I've got to say, this is probably one of the single most helpful blog posts I've read in a while.

I had no idea this existed. Thanks for this. I love your blog!

KenDowns said...

jakyra: thanks!

xamdam said...

Thanks - this is great info! I was searching (without much hope) for pretty much this info, you caught me by surprise ;)
An interesting complication to this would be a situation where rates change over time (which is the version of the problem I am unfortunately struggling with). Wonder if you have any thoughts on that.

KenDowns said...


>xamdam
: Changing rates over time involves adding dates to your keys. This is a large topic and one I have in mind for a separate post.

But in a nutshell, you add date ranges to your various tables and add filters to your resolution WHERE clauses.

Jeremy said...

I have spent the last hour or so reading your blog entries and while all the ones I have read so far have been excellent, I think this one falls a little short.

This idea sounds simple enough. And it looks like it would work quite well for trivial tasks. But as Chui Tey mentioned what if you are doing this with user preferences. And...

What if you have dozens of user preferences? This makes the SQL look quite ugly.

What if preferences are added often? Now you have an ugly SQL that you have to change quite often.

What if the preferences follow different hierarchys? ...

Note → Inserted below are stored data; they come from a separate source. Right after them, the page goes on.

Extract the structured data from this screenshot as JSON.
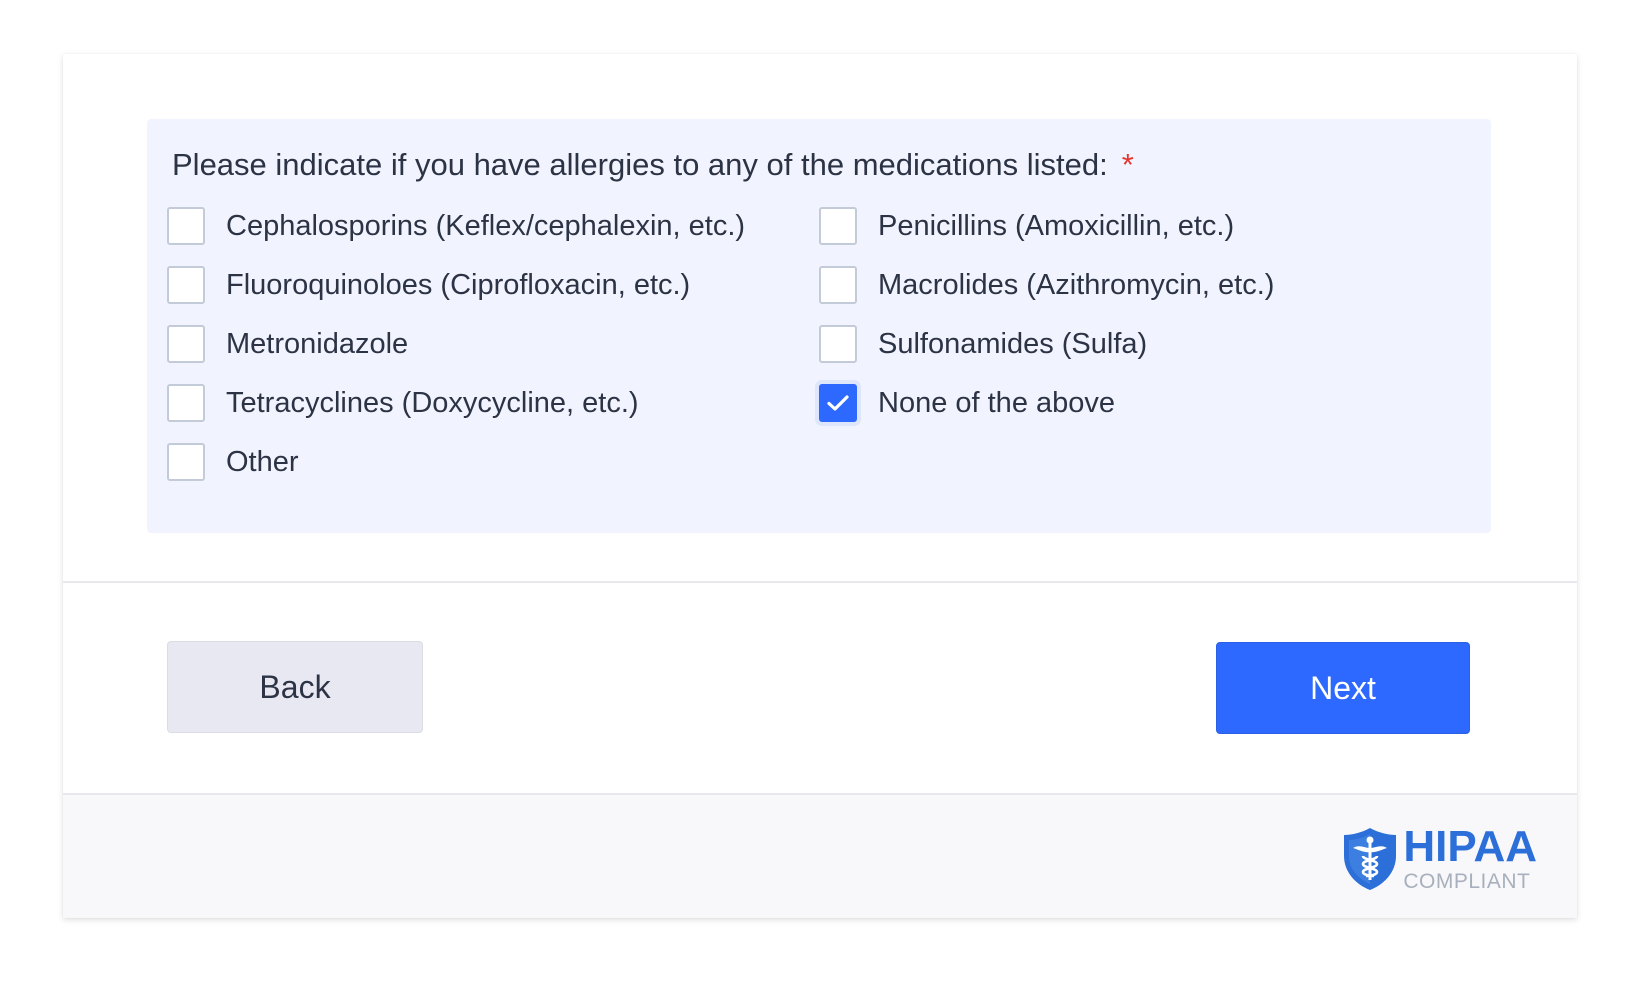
{
  "question": {
    "label": "Please indicate if you have allergies to any of the medications listed:",
    "required_mark": "*",
    "options_left": [
      {
        "label": "Cephalosporins (Keflex/cephalexin, etc.)",
        "checked": false
      },
      {
        "label": "Fluoroquinoloes (Ciprofloxacin, etc.)",
        "checked": false
      },
      {
        "label": "Metronidazole",
        "checked": false
      },
      {
        "label": "Tetracyclines (Doxycycline, etc.)",
        "checked": false
      },
      {
        "label": "Other",
        "checked": false
      }
    ],
    "options_right": [
      {
        "label": "Penicillins (Amoxicillin, etc.)",
        "checked": false
      },
      {
        "label": "Macrolides (Azithromycin, etc.)",
        "checked": false
      },
      {
        "label": "Sulfonamides (Sulfa)",
        "checked": false
      },
      {
        "label": "None of the above",
        "checked": true
      }
    ]
  },
  "navigation": {
    "back_label": "Back",
    "next_label": "Next"
  },
  "footer": {
    "badge_title": "HIPAA",
    "badge_subtitle": "COMPLIANT",
    "badge_icon": "caduceus-shield-icon"
  },
  "colors": {
    "accent": "#2e69ff",
    "required": "#e4362f",
    "question_bg": "#f1f4fe",
    "hipaa_blue": "#2c6fd8"
  }
}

Anyway, thanks for the taking the time to help people create better databases.

KenDowns said...

Jeremy: do you have a specific case where you have tried it and it is falling down?

vipes said...

I realise that this is an old post, but thought I would add my 2 pennorth (2 cents ;-) In one of the systems I've worked with before, there were a lot of settings that could be configured at different levels: user, question, paper, subject, series or default. Now I'm not saying that every setting was required at that level, but some were. So how about the following pattern. You have a table called Setting with columns: SettingId, Name, Description and possibly a default value. Then you have another table SettingValue which has FkSettingID, FkSettingLevelTypeId and Value which is the actual value. FkSettingLevelTypeId is a foreign key into table SettingLevelType which indicates the level that the setting value refers to. In my case that would be user, question, paper etc, with an indication of the priority of each. You can then create a select statement using 'TOP 1' to retrieve the highest priority value for a particular setting.